CHICAGO, IL—A manifestation of Joel Kuennen’s (b. 1984, Wisconsin) research into abiogenesis and exoplanets, this exhibition distills the artist’s experiments with olivine—a magmatic mineral essential in geological carbon sequestration and tectonic stability that makes the climate of Earth hospitable. In a series of sculptures alongside a permanent architectural intervention, Kuennen transforms Chicago Manual Style into a poetic material meditation on how other worlds enter our imaginary.

Set into the floor of the gallery are hundreds of olivine and semi-precious crystals, each placed to mark the position of a star system where currently known exoplanets have been catalogued.
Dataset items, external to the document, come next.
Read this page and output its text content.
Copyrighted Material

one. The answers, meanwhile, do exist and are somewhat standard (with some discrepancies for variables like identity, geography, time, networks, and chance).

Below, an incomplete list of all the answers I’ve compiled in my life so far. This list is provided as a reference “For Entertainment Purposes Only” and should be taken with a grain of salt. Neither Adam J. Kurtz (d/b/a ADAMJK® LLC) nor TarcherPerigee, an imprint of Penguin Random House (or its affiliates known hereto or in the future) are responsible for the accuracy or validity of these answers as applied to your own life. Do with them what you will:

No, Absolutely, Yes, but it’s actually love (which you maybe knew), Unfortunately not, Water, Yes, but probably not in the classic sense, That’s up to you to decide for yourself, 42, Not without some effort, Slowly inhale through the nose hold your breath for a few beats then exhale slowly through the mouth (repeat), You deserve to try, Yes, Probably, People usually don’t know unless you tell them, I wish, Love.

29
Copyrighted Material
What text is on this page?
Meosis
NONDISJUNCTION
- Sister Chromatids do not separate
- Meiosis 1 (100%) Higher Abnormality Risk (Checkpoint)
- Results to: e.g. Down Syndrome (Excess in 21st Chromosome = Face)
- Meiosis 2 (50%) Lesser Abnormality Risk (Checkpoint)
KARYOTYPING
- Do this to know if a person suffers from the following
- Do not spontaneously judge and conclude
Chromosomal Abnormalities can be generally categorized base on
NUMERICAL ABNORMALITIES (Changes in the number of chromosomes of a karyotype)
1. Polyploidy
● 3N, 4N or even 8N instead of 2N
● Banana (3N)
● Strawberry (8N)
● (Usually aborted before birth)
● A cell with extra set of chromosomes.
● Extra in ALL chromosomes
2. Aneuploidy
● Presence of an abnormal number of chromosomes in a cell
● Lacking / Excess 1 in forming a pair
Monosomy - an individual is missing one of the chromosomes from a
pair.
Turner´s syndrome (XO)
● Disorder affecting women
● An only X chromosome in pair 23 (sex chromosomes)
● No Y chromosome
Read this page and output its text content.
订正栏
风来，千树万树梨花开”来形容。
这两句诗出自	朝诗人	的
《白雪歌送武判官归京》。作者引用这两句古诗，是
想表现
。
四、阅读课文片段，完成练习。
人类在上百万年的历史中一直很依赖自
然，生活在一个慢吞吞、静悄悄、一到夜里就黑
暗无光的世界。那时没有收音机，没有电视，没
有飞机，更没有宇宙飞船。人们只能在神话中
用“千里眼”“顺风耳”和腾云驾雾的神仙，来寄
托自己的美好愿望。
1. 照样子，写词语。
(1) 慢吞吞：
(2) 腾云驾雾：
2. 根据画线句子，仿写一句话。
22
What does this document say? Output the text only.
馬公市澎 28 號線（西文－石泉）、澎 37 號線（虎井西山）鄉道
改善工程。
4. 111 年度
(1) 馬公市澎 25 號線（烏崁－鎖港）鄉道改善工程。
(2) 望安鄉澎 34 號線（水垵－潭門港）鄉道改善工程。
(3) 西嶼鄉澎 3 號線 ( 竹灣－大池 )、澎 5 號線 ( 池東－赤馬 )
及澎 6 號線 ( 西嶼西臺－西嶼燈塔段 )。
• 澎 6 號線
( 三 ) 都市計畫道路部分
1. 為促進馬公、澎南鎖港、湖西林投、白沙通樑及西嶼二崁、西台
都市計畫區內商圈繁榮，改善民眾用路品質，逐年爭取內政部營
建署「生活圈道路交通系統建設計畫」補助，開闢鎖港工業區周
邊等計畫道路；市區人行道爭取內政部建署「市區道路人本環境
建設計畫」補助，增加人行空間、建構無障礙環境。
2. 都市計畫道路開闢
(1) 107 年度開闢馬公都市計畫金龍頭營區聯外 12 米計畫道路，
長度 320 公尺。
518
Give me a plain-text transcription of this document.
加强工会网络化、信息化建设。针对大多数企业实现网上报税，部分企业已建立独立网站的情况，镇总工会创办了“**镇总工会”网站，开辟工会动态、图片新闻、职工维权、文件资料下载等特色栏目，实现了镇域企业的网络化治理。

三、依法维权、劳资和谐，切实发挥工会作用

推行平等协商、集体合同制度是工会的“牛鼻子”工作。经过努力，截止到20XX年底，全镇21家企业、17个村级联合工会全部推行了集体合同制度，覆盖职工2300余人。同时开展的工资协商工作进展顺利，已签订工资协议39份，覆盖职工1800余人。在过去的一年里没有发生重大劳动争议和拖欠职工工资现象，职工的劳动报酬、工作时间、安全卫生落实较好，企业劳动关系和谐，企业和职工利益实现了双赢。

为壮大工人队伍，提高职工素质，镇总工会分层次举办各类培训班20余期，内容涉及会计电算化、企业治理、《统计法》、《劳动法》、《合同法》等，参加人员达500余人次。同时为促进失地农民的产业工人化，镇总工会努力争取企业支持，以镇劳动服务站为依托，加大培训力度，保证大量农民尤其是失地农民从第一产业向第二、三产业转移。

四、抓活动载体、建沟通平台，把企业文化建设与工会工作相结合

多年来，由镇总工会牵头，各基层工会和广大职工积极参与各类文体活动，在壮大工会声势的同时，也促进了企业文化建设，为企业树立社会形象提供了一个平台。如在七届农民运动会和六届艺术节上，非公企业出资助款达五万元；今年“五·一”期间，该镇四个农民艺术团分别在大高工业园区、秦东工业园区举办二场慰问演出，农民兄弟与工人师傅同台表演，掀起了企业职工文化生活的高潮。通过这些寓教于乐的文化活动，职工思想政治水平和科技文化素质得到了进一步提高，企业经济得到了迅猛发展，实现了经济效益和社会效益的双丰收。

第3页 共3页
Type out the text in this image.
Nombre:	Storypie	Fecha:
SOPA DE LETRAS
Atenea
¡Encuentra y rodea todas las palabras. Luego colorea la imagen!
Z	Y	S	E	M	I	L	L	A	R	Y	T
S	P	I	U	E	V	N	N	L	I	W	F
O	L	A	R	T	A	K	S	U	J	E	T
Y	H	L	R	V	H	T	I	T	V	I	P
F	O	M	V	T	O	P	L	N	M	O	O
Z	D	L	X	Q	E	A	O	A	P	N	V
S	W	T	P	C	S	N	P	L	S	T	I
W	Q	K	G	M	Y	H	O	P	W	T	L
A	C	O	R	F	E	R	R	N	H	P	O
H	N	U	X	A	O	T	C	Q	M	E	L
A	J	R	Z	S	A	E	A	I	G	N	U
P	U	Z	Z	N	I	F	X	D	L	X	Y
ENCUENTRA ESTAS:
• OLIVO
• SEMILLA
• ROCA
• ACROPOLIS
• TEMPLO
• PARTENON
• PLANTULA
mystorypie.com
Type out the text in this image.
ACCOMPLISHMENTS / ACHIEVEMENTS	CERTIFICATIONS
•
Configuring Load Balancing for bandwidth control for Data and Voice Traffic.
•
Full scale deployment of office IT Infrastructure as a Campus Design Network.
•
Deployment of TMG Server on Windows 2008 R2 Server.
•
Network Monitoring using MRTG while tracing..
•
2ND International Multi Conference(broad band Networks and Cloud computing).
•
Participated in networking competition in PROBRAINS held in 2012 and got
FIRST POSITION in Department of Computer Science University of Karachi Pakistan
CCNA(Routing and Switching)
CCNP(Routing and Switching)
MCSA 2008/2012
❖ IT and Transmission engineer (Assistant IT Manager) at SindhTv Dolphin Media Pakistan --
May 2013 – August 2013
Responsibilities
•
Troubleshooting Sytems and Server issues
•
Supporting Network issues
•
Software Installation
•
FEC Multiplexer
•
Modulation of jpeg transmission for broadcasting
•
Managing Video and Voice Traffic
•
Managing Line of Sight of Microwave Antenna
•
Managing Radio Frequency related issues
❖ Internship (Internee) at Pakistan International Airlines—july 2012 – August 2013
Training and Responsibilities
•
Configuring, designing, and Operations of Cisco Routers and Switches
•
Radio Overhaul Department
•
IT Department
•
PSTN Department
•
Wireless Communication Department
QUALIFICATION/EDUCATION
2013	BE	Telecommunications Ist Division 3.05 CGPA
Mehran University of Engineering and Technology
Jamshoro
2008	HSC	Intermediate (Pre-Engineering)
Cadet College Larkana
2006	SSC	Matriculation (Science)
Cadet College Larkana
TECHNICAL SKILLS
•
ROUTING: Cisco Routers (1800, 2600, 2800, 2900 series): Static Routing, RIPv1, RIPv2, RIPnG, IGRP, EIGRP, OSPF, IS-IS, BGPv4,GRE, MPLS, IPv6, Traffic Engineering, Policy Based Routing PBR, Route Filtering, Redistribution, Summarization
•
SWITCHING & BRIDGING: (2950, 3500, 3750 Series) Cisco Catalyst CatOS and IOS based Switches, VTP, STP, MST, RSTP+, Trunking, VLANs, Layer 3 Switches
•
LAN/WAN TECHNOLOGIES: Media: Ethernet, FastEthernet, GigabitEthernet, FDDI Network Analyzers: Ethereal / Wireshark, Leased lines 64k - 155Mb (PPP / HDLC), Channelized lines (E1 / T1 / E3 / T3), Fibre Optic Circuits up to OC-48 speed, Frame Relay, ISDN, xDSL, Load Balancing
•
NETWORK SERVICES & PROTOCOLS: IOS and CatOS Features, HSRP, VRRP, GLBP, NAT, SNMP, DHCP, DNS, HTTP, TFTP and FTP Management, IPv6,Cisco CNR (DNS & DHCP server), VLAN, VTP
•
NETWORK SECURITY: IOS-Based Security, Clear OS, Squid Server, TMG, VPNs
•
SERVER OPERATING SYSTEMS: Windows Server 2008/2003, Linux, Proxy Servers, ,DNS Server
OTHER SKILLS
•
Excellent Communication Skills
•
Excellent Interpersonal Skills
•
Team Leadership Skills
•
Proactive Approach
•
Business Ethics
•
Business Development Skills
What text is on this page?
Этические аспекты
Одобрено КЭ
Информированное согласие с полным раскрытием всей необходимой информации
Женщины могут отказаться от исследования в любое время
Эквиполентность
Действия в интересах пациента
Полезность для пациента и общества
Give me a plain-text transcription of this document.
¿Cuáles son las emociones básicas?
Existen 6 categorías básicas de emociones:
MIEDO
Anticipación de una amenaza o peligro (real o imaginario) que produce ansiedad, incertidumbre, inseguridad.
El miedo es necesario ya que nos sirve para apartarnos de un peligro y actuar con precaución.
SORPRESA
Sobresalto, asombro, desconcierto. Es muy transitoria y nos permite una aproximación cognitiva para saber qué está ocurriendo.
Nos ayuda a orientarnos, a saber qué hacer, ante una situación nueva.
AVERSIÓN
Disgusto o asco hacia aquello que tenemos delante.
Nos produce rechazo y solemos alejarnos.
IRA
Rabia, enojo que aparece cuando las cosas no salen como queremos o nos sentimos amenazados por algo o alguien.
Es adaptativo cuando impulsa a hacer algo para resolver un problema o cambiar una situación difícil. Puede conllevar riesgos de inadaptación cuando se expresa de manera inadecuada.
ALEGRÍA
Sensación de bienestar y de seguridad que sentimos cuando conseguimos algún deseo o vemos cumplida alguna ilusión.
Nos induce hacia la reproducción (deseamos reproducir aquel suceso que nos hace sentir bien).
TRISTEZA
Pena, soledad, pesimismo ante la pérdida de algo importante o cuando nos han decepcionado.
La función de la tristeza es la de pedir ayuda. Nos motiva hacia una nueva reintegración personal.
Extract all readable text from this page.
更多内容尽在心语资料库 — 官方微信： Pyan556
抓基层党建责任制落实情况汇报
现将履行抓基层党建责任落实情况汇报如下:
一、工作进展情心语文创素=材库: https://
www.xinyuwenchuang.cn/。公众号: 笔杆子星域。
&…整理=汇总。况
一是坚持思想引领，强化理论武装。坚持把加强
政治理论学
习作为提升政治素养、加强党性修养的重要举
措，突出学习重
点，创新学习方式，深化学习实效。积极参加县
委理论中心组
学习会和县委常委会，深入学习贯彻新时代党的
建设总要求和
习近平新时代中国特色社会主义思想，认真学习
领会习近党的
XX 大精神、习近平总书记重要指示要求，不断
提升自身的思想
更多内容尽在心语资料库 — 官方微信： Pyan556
Here, the site-specific floor map transposes the celestial constellations that have determined our sense of space and self, namely Lyra (Lyre) and Cygnus (Swan). Identified using the transit method—a brief, observable absence of light from a star that indicates that a planet has passed between us and it—the invisible presence of exoplanets have begun to inform our futures. The celestial bodies of consequence so tied to human history are no longer astrological configurations or deified planets, but far off worlds still too distant to see. In the center of the gallery space, concrete, silicon carbide, olivine, and coal slag tiles are arranged in the cruciform shape of the Kepler field. The grid echoes both the scientific approach to galactic surveys as well as the embedded religious origins of a new space colonialism[1]. As interplanetary travel and space tourism verge on realization, the artist’s ongoing conceptual project questions the neocolonial frame so deeply integrated within the societal structures on Earth, and the dangers of projecting these values into the cosmos.

Across Kuennen’s work, olivine has become a material signifier for the presence of life. In The Living Earth (2023), the pyroclastic flow pattern within each terrene of polished serpentinized olivine echoes formally throughout the installation. Affixed to the wall by a solid copper support representing the curve of the resonating frequency it emits, the sound of the crystal is given shape. Olivine provides a platform for biological life to rest, interact, and evolve—it is also believed to make up the majority of interstellar dust. In A Messianic Frame (2023), a series of five polished basalt slabs inset with synthetic olivine that Kuennen grew in a lab from natural material during the Enter the Hyperscientific residency at the Swiss Federal Institute of Technology in 2022,[2] we can see the prevalent color of the cosmos up close. The aquamarine stones, set with the UV-reactive mineral strontium, casts a subtle glow imparting the small disks with a depth and aura of life.

Kuennen’s research has revolved around the fundamental proposition that life is not special. Rather, life is radically ubiquitous. Once a site of wonder and spiritualistic determination, the cosmos is on the cusp of becoming just another resource to mine.


[1] See Mary-Jane Rubenstein’s book Astrotopia (2022) for further discussion on the religious underpinnings of this new form of space colonialism.

[2] Using five infrared lasers, Kuennen appropriated a process normally used in superconductor and semiconductor research to grow seven single crystals of olivine from natural source material. This process led to a novel growth technique that they will present to the International Conference on Crystal Growth and Epitaxy in July 2023. One of these crystals was used to create an olivine crystal oscillator to hear the time of Earth, on exhibition at Fondation Opale in Lens, Switzerland from June 18–November 12, 2023.